Seans başladıktan 10 dakika sonra içeriye girebildim. İçerde 1 kişi vardı. Koca salonda tek başınaymış gibi hissetmek çok keyifli. Bu film ayrıca benim ilk 3d deneyimim olacaktı. Kafamda bir şey yoktu ama teknolojinin müthişliği karşısında, saygıyla eğildim. Çok canlı bir atmosferde film izlemeyi sağlıyor. Keyifli bir yere oturduktan sonra filmi izlemeye başladım. Beni eski zamanlara götürdü. LOTR'in ilk çıktığı zaman aklıma geldi ve ne kadar uzun zaman geçtiğini anladım. Bu zaman diliminde çok değişmiştim. Bu değişimleri şimdi daha net görebiliyordum.




Film başladığında Shire ile karşılaşmak olağanüstüydü. 3D teknolojisi de girince işlerin rengi çok değişmişti. Yakaladıkları atmosfer sanki bir şiiri anımsatıyordu. Keyifle izlerken bir anda Gandalf'ı yeniden gördüm. Gri Gandalf tabiki. Aradan geçen zaman kitabı ilk okuyuşum ve Peter Jackson'un dehası inanılmaz keyifli düşüncelere dalmama yol açtı. Hobbitler arasında en çok dikkat ettiğim husus sıkı birer tütün içicisi olmaları. Tolkien'in kafasındaki eski dünyaya ait hazlar içinde bu detayın da olması enteresan.




Cüceler her zamanki gibi en büyüleyici halleriyle karşımdaydılar. Cücelere karşı yakınlık hissederim. Kendi karakterimde de benzer yanlar görmek ve fevri tavırları beni her zaman etkilemiştir. Cüce kral çok çok iyi betimlenmiş. Sahneler, çekimler, makyajlar çok çok başarılı. Biraz önce The Hobbit'in yapım aşamasını da izlerken, adamların ne derece büyük bir iş yaptığını anlamak ve yapılanı görmek, insana haz veriyor. Tüm detaylar güzeldi ama orc ve troll atmosferlerini sevmedim. LOTR'daki orclar daha başarılı. Bu troll ve orclar çok temizler. Orc dediğin, troll dediğin pis olmalı, insanı tiksindirmeli.

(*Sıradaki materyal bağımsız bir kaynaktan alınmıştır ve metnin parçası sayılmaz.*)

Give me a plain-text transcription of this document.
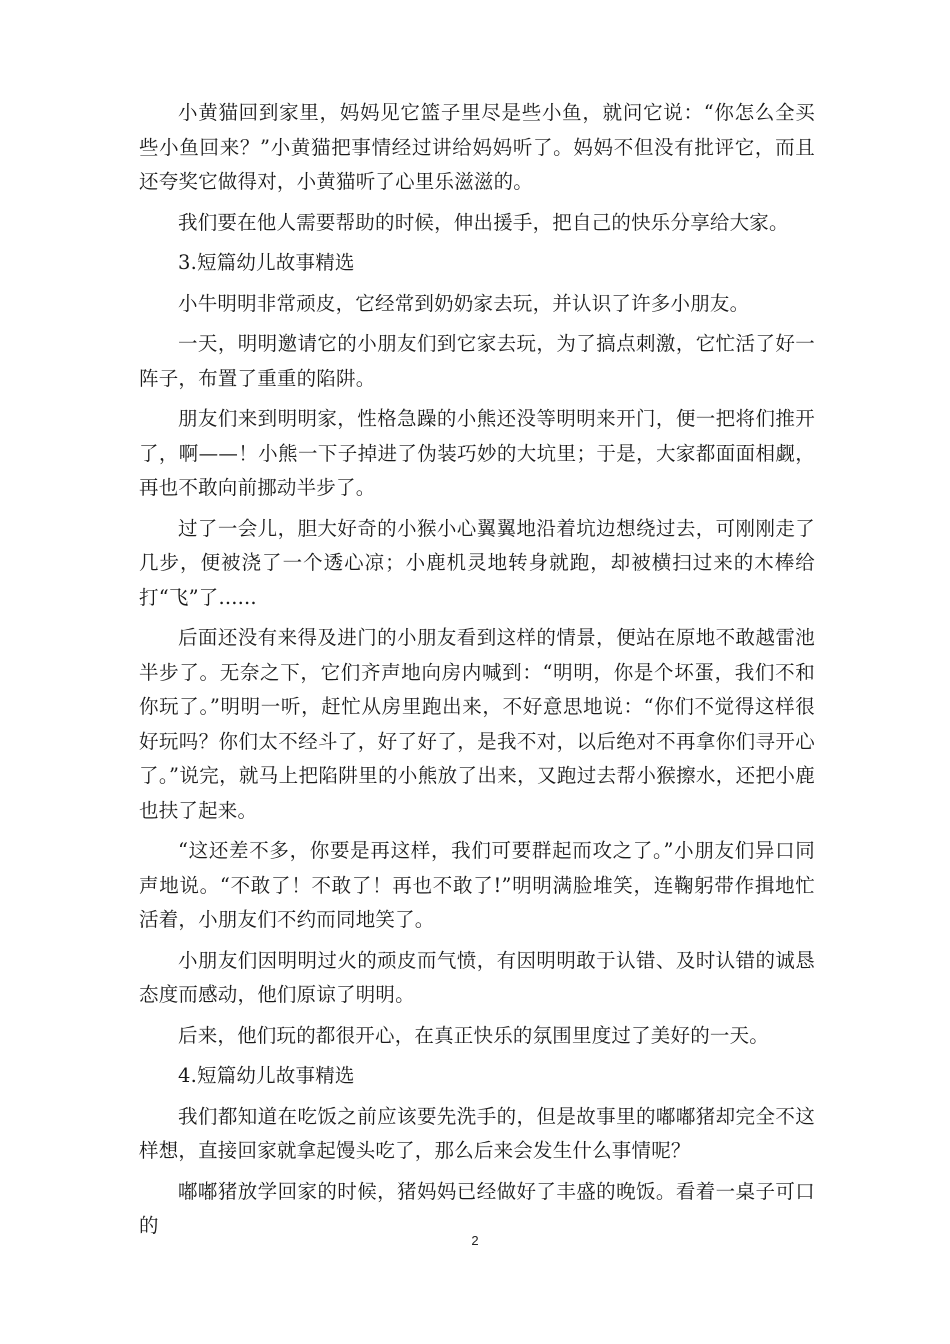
小黄猫回到家里，妈妈见它篮子里尽是些小鱼，就问它说：“你怎么全买些小鱼回来？”小黄猫把事情经过讲给妈妈听了。妈妈不但没有批评它，而且还夸奖它做得对，小黄猫听了心里乐滋滋的。

我们要在他人需要帮助的时候，伸出援手，把自己的快乐分享给大家。

3.短篇幼儿故事精选

小牛明明非常顽皮，它经常到奶奶家去玩，并认识了许多小朋友。

一天，明明邀请它的小朋友们到它家去玩，为了搞点刺激，它忙活了好一阵子，布置了重重的陷阱。

朋友们来到明明家，性格急躁的小熊还没等明明来开门，便一把将们推开了，啊——！小熊一下子掉进了伪装巧妙的大坑里；于是，大家都面面相觑，再也不敢向前挪动半步了。

过了一会儿，胆大好奇的小猴小心翼翼地沿着坑边想绕过去，可刚刚走了几步，便被浇了一个透心凉；小鹿机灵地转身就跑，却被横扫过来的木棒给打“飞”了......

后面还没有来得及进门的小朋友看到这样的情景，便站在原地不敢越雷池半步了。无奈之下，它们齐声地向房内喊到：“明明，你是个坏蛋，我们不和你玩了。”明明一听，赶忙从房里跑出来，不好意思地说：“你们不觉得这样很好玩吗？你们太不经斗了，好了好了，是我不对，以后绝对不再拿你们寻开心了。”说完，就马上把陷阱里的小熊放了出来，又跑过去帮小猴擦水，还把小鹿也扶了起来。

“这还差不多，你要是再这样，我们可要群起而攻之了。”小朋友们异口同声地说。“不敢了！不敢了！再也不敢了!”明明满脸堆笑，连鞠躬带作揖地忙活着，小朋友们不约而同地笑了。

小朋友们因明明过火的顽皮而气愤，有因明明敢于认错、及时认错的诚恳态度而感动，他们原谅了明明。

后来，他们玩的都很开心，在真正快乐的氛围里度过了美好的一天。

4.短篇幼儿故事精选

我们都知道在吃饭之前应该要先洗手的，但是故事里的嘟嘟猪却完全不这样想，直接回家就拿起馒头吃了，那么后来会发生什么事情呢？

嘟嘟猪放学回家的时候，猪妈妈已经做好了丰盛的晚饭。看着一桌子可口的

2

Varglar da çok ürkütücü olmamış. LOTR atmosferinde daha iyi betimlendiklerini düşünüyorum. Çekilen sahneler ve maceranın 3 film olarak yayınlanması fikri, fanları gerçekten büyüleyen ve mevzunun detaya inilmesi anlamında çok başarılı bir karar. Tüm set inanılmaz bir atmosferle hazırlanmış.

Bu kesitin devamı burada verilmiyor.